I wonder, though, if many people are aware that Uber is now going beyond charging more when rides are scarce. It's charging more if it knows you're desperate or if it thinks you'll be willing to pay more. As described by Bloomberg, Uber's new pricing
"Applies machine-learning techniques to estimate how much groups of customers are willing to shell out for a ride. Uber calculates riders' propensity for paying a higher price for a particular route at a certain time of day. For instance, someone traveling from a wealthy neighborhood to another tony spot might be asked to pay more than another person heading to a poorer part of town, even if demand, traffic and distance are the same."
While few people are likely to object to rich folk paying more than poor folk, Dave Sutton, of the public safety campaign Who's Driving You? points out that
"Uber's new pricing scheme weaponizes its access to data against customers. It could be used to overcharge airport passengers late at night, the less-privileged in transportation deserts, sick people receiving medical treatment, or disabled individuals requiring assistance."

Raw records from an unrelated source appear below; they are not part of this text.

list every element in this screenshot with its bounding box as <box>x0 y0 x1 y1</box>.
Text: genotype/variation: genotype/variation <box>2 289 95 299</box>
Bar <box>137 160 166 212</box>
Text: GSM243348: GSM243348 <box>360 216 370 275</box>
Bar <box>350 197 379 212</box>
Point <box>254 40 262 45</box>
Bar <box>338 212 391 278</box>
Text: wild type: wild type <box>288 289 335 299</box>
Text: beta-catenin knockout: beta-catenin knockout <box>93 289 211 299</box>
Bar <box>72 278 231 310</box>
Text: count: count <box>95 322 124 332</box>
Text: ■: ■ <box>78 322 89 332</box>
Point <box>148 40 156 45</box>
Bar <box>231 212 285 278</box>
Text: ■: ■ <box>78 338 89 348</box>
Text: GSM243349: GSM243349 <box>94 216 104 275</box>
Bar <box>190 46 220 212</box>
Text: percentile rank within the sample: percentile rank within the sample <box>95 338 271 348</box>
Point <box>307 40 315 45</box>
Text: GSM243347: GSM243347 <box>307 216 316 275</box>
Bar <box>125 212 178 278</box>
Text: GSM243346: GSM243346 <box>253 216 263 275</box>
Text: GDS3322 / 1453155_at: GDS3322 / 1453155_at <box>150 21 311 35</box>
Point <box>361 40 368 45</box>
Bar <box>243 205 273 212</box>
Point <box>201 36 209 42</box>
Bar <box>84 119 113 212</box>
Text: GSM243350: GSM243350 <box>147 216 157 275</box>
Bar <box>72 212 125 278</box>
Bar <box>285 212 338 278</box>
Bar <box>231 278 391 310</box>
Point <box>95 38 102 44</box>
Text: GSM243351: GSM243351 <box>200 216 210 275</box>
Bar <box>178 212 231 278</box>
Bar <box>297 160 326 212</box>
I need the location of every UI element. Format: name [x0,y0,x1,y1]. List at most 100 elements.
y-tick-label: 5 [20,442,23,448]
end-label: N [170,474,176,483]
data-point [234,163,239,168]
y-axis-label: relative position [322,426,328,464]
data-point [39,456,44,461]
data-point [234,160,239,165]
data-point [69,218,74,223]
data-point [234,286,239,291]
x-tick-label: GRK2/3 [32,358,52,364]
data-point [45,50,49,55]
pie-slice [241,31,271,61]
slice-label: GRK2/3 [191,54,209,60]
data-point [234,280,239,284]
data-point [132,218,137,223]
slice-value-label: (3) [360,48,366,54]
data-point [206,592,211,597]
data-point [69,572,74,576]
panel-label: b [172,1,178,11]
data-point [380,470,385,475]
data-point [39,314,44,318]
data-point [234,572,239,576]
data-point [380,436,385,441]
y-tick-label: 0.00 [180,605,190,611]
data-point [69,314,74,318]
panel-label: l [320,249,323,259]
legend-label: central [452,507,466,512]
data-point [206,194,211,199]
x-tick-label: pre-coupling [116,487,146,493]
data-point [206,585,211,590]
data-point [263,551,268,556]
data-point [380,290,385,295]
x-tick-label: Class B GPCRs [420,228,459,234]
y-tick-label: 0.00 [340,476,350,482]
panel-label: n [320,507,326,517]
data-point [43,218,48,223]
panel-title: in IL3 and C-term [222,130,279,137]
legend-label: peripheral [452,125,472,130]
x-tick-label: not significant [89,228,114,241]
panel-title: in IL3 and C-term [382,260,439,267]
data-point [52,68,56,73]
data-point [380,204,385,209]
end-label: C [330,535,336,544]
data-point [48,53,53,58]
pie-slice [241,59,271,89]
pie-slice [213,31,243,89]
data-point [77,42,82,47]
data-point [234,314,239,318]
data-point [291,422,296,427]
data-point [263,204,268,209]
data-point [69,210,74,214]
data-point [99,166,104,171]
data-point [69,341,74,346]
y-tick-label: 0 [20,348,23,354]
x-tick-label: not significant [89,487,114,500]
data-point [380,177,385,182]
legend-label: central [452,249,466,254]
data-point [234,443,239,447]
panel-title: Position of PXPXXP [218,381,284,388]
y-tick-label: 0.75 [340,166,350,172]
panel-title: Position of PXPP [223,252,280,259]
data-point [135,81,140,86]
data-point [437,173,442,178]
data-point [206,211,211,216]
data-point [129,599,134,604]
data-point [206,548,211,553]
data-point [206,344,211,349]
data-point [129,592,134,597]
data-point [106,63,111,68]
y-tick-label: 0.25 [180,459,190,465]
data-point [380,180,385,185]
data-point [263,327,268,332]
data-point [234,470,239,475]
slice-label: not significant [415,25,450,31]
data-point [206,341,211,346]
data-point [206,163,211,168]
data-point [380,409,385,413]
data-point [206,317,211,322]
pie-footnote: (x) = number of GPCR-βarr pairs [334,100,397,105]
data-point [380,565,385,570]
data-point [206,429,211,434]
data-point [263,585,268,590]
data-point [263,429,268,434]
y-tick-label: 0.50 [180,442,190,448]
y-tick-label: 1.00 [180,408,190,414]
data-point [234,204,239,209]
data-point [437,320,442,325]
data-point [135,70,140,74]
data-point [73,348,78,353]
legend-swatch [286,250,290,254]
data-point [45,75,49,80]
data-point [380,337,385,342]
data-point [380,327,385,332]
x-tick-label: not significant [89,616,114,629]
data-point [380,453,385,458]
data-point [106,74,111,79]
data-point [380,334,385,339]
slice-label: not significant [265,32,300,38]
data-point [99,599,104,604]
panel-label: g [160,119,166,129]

Since Uber is both highly secretive and prone to ethical "flexibility," it's hard to believe that the company won't price-gouge and profiteer when it's given the opportunity to do so.
Indeed, and true to form, Uber is apparently keeping the details of its pricing scheme secret from its drivers, thereby allowing Uber to capture the lion's share of the gouge.
The new pricing scheme risks alienating its customers, according to the Bloomberg article:
"They could really lose the trust of the riders," said Glen Weyl, a senior researcher at Microsoft Corp. who is studying Uber with the company's cooperation. Microsoft is an investor in Uber. "It's a very dangerous moment for them, but there are good economic reasons to do it."